Genome Instability and Long Noncoding RNA Reveal Biomarkers for Immunotherapy and Prognosis and Novel Competing Endogenous RNA Mechanism in Colon Adenocarcinoma

Ziyuan Ren; Zhonglin Wang; Donghong Gu; Hanchen Ma; Yan Zhu; Menghua Cai; Jianmin Zhang

doi:10.3389/fcell.2021.740455

Genome Instability and Long Noncoding RNA Reveal Biomarkers for Immunotherapy and Prognosis and Novel Competing Endogenous RNA Mechanism in Colon Adenocarcinoma

Front Cell Dev Biol. 2021 Oct 20:9:740455. doi: 10.3389/fcell.2021.740455. eCollection 2021.

Authors

Ziyuan Ren^{1

2}, Zhonglin Wang^{1

3}, Donghong Gu⁴, Hanchen Ma², Yan Zhu⁵, Menghua Cai¹, Jianmin Zhang¹

Affiliations

¹ Department of Immunology, CAMS Key Laboratory for T Cell and Cancer Immunotherapy, Institute of Basic Medical Sciences, Chinese Academy of Medical Sciences and School of Basic Medicine, Peking Union Medical College, State Key Laboratory of Medical Molecular Biology, Beijing, China.
² Cheeloo College of Medicine, Shandong University, Jinan, China.
³ School of Physical Science, University of California, Irvine, Irvine, CA, United States.
⁴ Weihai Municipal Hospital, Cheeloo College of Medicine, Shandong University, Weihai, China.
⁵ Department of Translational Molecular Pathology, The University of Texas MD Anderson Cancer Center, Houston, TX, United States.

Abstract

Background: Long noncoding RNAs (lncRNAs) crucially modulate DNA damage responses/repair in cancer cells. However, the underlying regulatory role of genome integrity and its clinical value in colon adenocarcinoma (COAD) remains unclear. This study links genome instability to lncRNA using computational biology techniques, in attempt to propose novel biomarkers of immunotherapy outcome, and investigated a potential competing endogenous RNA (ceRNA) as a molecular regulatory mechanism. Methods: TCGA-COAD patients were divided into genome unstable (GU)-like and genome stable (GS)-like clusters via hierarchical clustering to predict immunotherapy outcomes. Multivariate Cox model was established to predict the overall survival rate in COAD patients. Additionally, SVM and LASSO algorithms were applied to obtain hub lncRNAs. A novel genome instability-related ceRNA network was predicted with the Starbase 2.0 database. To better understand how these genes fundamentally interact during tumor progression and development, the mutation analysis and single-gene analysis for each gene was performed.
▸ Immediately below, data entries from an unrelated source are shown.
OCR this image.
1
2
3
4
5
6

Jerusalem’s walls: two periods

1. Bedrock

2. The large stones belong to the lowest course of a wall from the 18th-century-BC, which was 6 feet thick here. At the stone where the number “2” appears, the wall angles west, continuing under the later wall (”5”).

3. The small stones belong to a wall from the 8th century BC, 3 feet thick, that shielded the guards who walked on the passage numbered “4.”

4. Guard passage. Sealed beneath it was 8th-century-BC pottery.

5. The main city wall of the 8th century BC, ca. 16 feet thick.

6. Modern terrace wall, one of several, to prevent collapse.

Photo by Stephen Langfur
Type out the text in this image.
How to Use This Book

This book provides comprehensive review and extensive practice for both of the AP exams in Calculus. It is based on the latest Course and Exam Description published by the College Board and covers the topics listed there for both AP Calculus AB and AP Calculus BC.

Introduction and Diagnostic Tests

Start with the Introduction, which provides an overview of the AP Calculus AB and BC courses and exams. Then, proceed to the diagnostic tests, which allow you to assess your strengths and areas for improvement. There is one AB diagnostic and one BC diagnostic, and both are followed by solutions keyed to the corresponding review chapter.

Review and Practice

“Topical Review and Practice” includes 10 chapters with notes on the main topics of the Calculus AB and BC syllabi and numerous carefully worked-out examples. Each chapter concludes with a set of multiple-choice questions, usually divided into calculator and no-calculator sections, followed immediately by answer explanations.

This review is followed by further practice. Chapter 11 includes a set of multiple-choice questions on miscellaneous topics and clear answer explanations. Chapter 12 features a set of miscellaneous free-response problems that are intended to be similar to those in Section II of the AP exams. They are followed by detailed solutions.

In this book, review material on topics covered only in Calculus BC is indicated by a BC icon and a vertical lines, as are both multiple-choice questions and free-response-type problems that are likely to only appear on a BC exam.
Results: In contrast to those in the GS-like cluster, GU-like-cluster patients demonstrated a higher tumor mutational burden (TMB)/microsatellite instability (MSI), DNA polymerase epsilon (POLE) mutation rate, and immune checkpoint expression, all indicate a greater predictive power for response rate for immunotherapy. The novel prognostic signature demonstrated an outstanding predictive performance (AUC > 0.70). The genes in the genome insatiability-related ceRNA network (including four axes: AL161772.1-has-miR-671-5p (hsa-miR-181d-5p, has-miR-106a-5p)-NINL, AL161772.1-has-miR-106a-5p-TNFSF11, AC124067.4-hsa-miR-92b-3p (hsa-miR-589-5p)-PHYHIPL, and BOLA3-AS1-has-miR-130b-3p-SALL4) were identified as critical regulators of tumor microenvironment infiltration, cancer stemness, and drug resistance. qPCR was performed to validate the expression patterns of these genes. Furthermore, the MSI-high proportion was greater in patients with mutated type than in those with the wild type according to all four target genes, indicating that these four genes modulate genomic integrity and could serve as novel immunotherapy biomarkers. Conclusion: We demonstrated that genome instability-related lncRNA is a novel biomarker for immunotherapy outcomes and prognosis. A novel ceRNA network that modulates genomic integrity, including four lncRNA-miRNA-mRNA axes, was proposed.

Keywords: MSI; ceRNA; colon adenocarcinoma; genome instability; immune checkpoint inhibitor; lncRNA; tumor heterogeneity.